Oh, yeah and it looks like the Mariners might have a new closer for the rest of the season. No--don't worry, I'll wait for you to finish yawning, casual non-Seattle baseball fan. His name is Danny Farquhar and here is an at bat from his 9th inning today:
Looks like somebody wants to be Mariano Rivera with a curveball. What? He was a former Yankee? Worked with Rivera? He's only in his mid-20's? Still bored. Excuse me? FIP? What's a FIP? I don't care if his is only 1.87. You say that's 5th best in all of baseball including starters? And he's third best in xFIP? Better than Craig Kimbrel and Matt Harvey? Haha. "FIP." Come back after you've faced real hitters in the clutch, buddy. This 96-78 MPH curveball thing you've got going here looks nice but I've got a Rangers game to catch.
So here we are, back talking about Felix Hernandez again. I mean, the guy is good, I guess, but hell-ooo...how about the Detroit man, riding 17 wins? Headed for the playoffs? Now that's a real pitcher. I don't see this "King" Felix making his starts in a real city like New York or Los Angeles. And signing a back-loaded 7 year contract to stay on a losing baseball team just because you "like the city" and "want to win" there? Pfft. Who is this guy?
And look at this (if it ever becomes available):
Yeah. I mean, neat, fancy defense. "Best defensive shortstop in baseball." Hasn't started since whenever and can still pull a play off like this without a second's hesitation. Brendan Ryan wouldn't even need to be doing this if Felix struck the guy out. So have your fun, folks. Whatever.
If the national baseball media has taught me anything, it's to be wary of games like this, coming from a team such as this. And you know what? It doesn't really matter--it's not real baseball and it probably doesn't even count in the record book like this afternoon's Tigers/Yankees game. Did you see that? Now that's real baseball. Or how about those Nationals? You know, the Cubs and Cardinals played yet another game in their decades-old rivalry. And did you hear about Adam Wainwright?
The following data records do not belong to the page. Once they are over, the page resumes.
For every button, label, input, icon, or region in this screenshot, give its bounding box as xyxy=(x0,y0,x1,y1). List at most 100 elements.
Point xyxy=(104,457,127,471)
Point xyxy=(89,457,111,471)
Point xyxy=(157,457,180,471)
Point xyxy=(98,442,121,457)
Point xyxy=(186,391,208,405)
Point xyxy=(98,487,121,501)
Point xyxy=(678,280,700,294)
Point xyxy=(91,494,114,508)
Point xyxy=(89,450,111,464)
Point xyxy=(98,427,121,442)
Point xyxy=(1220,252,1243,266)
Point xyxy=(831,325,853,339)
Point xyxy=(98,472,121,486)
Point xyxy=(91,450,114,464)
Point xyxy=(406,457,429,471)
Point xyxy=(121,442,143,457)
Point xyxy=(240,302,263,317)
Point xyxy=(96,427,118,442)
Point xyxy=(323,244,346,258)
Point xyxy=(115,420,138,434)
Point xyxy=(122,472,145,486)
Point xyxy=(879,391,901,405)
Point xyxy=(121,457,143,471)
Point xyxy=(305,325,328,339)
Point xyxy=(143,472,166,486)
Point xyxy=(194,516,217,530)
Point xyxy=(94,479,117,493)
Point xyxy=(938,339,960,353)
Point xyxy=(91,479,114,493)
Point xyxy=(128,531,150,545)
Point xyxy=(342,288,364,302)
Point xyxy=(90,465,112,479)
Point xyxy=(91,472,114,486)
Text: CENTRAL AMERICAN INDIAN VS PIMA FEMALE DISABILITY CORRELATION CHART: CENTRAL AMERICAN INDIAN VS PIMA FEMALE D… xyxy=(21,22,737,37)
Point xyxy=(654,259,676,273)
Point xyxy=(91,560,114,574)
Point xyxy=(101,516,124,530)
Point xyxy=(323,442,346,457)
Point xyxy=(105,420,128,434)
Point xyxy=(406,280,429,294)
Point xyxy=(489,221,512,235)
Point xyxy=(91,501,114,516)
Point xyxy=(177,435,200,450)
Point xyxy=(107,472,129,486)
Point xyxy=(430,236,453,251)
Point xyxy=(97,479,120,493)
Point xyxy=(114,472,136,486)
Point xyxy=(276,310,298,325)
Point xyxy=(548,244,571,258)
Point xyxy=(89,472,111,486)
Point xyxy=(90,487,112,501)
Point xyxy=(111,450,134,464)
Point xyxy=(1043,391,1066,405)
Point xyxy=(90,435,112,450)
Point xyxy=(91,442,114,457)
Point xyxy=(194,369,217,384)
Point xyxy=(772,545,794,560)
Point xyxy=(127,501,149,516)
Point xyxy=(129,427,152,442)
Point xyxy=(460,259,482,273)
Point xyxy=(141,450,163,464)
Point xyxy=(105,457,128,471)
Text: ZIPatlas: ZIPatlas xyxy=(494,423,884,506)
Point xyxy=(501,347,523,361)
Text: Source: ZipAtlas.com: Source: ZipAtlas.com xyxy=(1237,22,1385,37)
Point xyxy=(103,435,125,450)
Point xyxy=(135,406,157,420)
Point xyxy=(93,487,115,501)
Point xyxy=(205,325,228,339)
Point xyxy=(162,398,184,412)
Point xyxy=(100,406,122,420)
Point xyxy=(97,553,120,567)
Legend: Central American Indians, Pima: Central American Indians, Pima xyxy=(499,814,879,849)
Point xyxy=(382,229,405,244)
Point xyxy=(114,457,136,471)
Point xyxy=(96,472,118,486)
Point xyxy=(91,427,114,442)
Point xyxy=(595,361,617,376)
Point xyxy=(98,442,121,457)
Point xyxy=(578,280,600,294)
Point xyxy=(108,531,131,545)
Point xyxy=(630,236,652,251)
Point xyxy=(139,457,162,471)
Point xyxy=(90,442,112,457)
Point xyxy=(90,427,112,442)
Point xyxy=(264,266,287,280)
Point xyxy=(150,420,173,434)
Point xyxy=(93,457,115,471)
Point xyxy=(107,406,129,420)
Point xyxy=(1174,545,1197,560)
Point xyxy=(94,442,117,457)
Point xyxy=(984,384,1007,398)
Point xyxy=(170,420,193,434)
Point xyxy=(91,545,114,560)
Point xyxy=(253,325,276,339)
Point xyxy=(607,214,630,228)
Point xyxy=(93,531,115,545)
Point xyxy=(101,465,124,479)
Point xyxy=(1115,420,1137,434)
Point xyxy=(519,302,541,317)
Yeah, I thought so. Have fun with your "Mariners," fans. I would say see you in a couple of years, but we all know that isn't going to happen.*
*on the off chance it does happen, please ignore this entire article and remember that I was there to tell you that Felix Hernandez is the best pitcher in baseball, and that Mariners GM Jack Zduriencik sure has built up a nice youth movement here. But most importantly, remember that I was right all along and knew exactly what was going to happen before it happened.